Няня — верующая, постится, хоть и без фанатизма, не берет в рот спиртного (староверка?), а в неизреченную тайну Пресвятой Троицы (рассказ «Бох») посвящает ребенка пусть и на своем наречье, но богословски весьма грамотно (что, кстати, заставило меня сделать мысленную поправку к знаменитой максиме «Русь была крещена, но не просвещена»). «— Почему же Христос дался себя схватить? Не убежал? Не скрылся? — Стало быть, не хотел: пострадать удумал, чтобы народ усовестить. — А что народ? Почему за Него не заступился? — А что — народ. Народу что прикажуть, то и ладно. Ишшо и сам подбавить». (Разве что в «Студенте» Чехова так сливается сюжет Страстной недели с опытом текущим; для няни это, несомненно, опыт коллективизации.)

Апофеоз же Акулины Ларичевой наступает в день всесоюзных выборов. Даже мальчик-дошкольник понимает, что, когда мама предлагает ему перед сном вкусности — «конфетку или яблочко?» (так называется новелла), у него есть выбор; ну а всеобщий праздник голосования с урнами, похожими на медовые колоды, никакого выбора не предоставляет («фантастическая литургия на пчельнике в момент массового прилета», — припечатывает взрослая ипостась рассказчика). Тем не менее мать и няня, приодевшись по-праздничному и прихватив с собой ребенка, идут на участок.

И тут няне будто бы делается дурно перед подъемом на третий этаж, где отправляют эту «литургию», а поскольку каждый голос государственно драгоценен, Акулина Филипповна дает себя подхватить двум активистам-молодцам, которые «с величайшим почтением возносят ее, как Царицу Небесную, по белой парадной лестнице, устланной красными коврами с золотой оторочкой...» Точно такой же торжественный марш с телохранителями сопровождает ее нисхождение.

Мальчик в смущении понимает, что няня всю эту церемонию «разыграла», но взрослый «по прошествии лет» поясняет, зачем. Всю жизнь она, пережившая голод убиваемой деревни, немецкую оккупацию, пожары, отсутствие документов о трудовом стаже и прочие тернии и шипы бесправия, «покорствовала <…> воле местных и поднебесных властей.
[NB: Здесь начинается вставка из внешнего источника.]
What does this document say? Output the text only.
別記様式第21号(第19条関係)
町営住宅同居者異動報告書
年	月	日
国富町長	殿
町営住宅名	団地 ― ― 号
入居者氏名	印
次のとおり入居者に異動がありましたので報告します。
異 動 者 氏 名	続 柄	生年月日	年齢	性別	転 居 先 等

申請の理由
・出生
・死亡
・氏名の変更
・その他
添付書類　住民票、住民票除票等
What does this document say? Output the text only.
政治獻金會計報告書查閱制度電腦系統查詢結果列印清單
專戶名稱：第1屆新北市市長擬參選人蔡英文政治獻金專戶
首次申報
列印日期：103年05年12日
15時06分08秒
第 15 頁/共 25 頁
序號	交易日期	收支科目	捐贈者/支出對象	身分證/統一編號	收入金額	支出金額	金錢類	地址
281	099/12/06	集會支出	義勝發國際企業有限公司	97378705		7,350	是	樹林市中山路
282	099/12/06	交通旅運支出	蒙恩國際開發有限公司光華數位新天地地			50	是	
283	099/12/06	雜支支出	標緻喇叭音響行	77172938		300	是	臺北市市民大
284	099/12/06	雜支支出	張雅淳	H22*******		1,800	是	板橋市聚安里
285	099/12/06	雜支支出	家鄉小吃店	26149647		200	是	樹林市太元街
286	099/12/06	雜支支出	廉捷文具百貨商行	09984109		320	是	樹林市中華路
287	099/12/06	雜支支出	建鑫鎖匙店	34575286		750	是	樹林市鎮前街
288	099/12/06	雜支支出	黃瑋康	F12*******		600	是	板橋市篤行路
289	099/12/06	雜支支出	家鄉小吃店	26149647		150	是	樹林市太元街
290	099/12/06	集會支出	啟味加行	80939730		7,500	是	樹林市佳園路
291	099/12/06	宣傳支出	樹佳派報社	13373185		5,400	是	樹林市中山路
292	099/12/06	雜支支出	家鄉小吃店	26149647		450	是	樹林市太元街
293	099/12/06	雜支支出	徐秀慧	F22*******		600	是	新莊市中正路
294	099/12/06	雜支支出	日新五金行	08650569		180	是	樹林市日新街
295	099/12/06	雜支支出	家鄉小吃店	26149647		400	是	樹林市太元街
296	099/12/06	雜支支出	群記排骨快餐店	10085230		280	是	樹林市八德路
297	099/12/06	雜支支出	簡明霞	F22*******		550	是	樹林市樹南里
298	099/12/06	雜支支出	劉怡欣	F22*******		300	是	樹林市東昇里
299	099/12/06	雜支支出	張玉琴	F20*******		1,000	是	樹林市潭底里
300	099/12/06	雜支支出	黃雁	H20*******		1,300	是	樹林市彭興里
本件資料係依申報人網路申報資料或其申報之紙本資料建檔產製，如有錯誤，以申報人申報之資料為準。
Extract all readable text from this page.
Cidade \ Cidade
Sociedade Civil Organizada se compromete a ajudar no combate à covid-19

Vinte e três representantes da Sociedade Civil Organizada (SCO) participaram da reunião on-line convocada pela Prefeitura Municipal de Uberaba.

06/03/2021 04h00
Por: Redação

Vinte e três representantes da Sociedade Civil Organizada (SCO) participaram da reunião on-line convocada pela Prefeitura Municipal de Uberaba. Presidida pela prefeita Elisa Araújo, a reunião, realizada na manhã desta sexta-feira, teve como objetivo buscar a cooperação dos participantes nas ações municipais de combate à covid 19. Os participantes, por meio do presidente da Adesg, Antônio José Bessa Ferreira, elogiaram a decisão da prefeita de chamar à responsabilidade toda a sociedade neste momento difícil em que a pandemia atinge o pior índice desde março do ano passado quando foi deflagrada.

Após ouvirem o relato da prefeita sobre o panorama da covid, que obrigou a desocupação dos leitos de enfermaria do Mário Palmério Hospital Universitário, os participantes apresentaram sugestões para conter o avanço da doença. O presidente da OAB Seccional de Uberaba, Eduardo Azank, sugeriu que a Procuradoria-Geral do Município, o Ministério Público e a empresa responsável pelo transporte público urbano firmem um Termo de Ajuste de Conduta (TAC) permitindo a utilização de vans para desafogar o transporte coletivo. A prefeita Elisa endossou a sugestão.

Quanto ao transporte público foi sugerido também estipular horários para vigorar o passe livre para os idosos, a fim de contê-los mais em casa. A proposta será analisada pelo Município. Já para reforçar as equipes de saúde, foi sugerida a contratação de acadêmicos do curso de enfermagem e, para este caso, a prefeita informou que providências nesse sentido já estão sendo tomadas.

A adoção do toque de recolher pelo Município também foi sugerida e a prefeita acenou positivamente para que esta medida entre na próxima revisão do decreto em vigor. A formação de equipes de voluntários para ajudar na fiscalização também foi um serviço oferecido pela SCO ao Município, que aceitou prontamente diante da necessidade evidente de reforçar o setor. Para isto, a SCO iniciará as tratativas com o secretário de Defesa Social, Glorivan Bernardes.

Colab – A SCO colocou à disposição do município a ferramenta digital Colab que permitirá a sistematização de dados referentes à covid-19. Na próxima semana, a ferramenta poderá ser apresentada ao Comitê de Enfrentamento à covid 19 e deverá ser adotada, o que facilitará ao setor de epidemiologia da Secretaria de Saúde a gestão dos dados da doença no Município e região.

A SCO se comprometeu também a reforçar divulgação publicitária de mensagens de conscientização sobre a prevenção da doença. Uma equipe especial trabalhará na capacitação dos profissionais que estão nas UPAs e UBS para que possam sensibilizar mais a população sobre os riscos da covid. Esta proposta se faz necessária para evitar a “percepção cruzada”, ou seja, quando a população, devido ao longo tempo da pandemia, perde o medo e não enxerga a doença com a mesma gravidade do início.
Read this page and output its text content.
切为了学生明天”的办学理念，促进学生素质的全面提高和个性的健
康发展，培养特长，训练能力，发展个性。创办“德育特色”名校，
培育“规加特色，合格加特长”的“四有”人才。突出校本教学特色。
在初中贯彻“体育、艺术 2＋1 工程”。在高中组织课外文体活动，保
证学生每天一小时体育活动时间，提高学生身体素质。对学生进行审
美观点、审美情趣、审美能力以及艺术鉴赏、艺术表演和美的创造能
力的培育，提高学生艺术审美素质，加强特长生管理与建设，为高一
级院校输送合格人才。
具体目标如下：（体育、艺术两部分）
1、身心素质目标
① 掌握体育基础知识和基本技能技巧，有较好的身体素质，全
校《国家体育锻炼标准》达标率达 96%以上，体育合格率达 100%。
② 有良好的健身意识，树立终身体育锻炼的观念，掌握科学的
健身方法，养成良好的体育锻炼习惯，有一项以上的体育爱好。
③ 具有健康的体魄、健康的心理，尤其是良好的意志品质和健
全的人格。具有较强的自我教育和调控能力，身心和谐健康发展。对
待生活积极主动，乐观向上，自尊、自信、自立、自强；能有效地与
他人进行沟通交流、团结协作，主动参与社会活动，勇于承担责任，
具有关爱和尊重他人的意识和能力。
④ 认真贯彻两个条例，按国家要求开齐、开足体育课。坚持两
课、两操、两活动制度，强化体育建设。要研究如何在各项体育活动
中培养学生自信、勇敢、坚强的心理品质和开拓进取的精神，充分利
И вдруг, на один только миг <…> почувствовала, что власть заинтересована в ней, в ее голосе, пусть хоть на крошечку, но зависима от нее.  И она воспользовалась случаем». И — особенно точное чувство мизансцены, свидетельствующее о проницательности «актрисы»: «...как бы задумалась на мгновенье над избирательной урной, прежде чем послать туда листок с приветом судьбе — ее окаменевшей конфетке, ее гнилому яблочку...»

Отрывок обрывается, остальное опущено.